The sequester agreement — pushed by Obama during the 2011 battle over the debt ceiling — calls for equal cuts to defense and welfare spending if Congress cannot agree on a budget by March 1, 2013. Well, here we are — without a budget. Now Big Barry — and all those folks in Congress who voted for the debt ceiling increase and sequester — are now not liking this sequester idea so much.
It’s disappointing that congressional Republicans agreed to a deal that put the military on equal footing with welfare spending. According to a recent Heritage Foundation study, federal welfare spending has grown from $50 billion in 1964 to $890 billion in 2010. That is in spite of (1) the announcement of The War on Poverty in 1965, (2) Reagan “slashing welfare” in 1981, and (3) Clinton “ending welfare” in 1996.
Heritage predicts entitlement spending will more than double between 2005 and 2050. In 1965, the feds were spending 2.5 percent of our GDP on entitlements and 7.4 percent on defense. In 2010, entitlement spending was at TEN PERCENT of GDP while defense had fallen to FIVE PERCENT. In FY2012, defense spending accounted for 19 percent of all federal spending. Entitlements accounted for 58 percent.
We are here because DC has failed in its constitutional responsibilities. The president is to submit a budget. The work on spending issues begins in the House.
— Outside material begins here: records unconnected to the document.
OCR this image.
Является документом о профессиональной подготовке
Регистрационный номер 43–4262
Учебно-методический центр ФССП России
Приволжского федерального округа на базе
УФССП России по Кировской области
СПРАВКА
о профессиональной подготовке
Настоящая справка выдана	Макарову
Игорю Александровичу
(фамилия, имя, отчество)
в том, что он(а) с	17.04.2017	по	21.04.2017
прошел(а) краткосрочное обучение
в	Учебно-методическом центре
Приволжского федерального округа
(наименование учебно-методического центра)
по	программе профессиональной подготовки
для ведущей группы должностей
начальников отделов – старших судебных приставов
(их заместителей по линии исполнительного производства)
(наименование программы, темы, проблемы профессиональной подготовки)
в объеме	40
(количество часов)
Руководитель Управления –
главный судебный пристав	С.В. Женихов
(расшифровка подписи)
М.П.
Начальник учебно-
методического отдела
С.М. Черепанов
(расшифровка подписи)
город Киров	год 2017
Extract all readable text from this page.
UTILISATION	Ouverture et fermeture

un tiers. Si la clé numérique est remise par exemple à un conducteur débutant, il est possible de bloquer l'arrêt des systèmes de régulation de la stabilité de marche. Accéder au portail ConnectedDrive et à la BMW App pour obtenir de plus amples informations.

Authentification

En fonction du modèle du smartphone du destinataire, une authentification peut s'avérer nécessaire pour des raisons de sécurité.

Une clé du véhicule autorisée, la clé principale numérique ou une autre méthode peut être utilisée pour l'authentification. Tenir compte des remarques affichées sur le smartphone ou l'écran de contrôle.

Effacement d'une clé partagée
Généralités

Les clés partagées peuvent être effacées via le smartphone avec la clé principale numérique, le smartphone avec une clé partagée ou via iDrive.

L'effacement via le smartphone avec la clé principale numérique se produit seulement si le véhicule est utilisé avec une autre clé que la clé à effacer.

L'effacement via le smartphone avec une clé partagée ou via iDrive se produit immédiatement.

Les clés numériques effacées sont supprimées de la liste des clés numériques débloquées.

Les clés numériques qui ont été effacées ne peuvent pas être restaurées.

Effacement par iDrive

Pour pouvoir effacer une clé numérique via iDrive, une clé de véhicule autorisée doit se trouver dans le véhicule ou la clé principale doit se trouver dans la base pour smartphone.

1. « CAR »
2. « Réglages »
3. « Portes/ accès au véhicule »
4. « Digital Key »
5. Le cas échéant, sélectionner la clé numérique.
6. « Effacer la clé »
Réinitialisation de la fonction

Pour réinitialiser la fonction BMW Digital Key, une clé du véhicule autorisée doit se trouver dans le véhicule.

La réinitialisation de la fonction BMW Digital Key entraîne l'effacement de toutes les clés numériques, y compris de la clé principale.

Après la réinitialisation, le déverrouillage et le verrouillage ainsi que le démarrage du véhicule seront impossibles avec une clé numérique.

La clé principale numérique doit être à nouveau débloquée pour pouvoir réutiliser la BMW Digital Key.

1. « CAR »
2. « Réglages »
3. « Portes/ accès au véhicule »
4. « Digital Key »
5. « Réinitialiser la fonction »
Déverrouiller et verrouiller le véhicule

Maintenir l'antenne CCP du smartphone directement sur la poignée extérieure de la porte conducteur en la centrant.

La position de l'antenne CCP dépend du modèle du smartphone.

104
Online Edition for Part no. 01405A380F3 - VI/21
It goes to the Senate for approval, then to The White House for a signature. Big Barry has not submitted a budget this year. Speaker Boehner says The Senate needs to make the first move on spending — despite what The Constitution says. Instead of having the House GOP majority pass a responsible budget, and the Senate GOP minority beat on Harry Reid to follow The Constitution, we’re getting a lot of finger-pointing and attempts at political self-preservation.
Sure, we’ve got a mess in Washington. But we, the voters, share a lot of the blame. We voted for these people. In the long run, it will be seen as a good thing to cut back on DC’s spending.
This is a lot like cutting up those credit cards in your wallet and going cold turkey. It may be tough going at first, but in the long run, it’s good for you.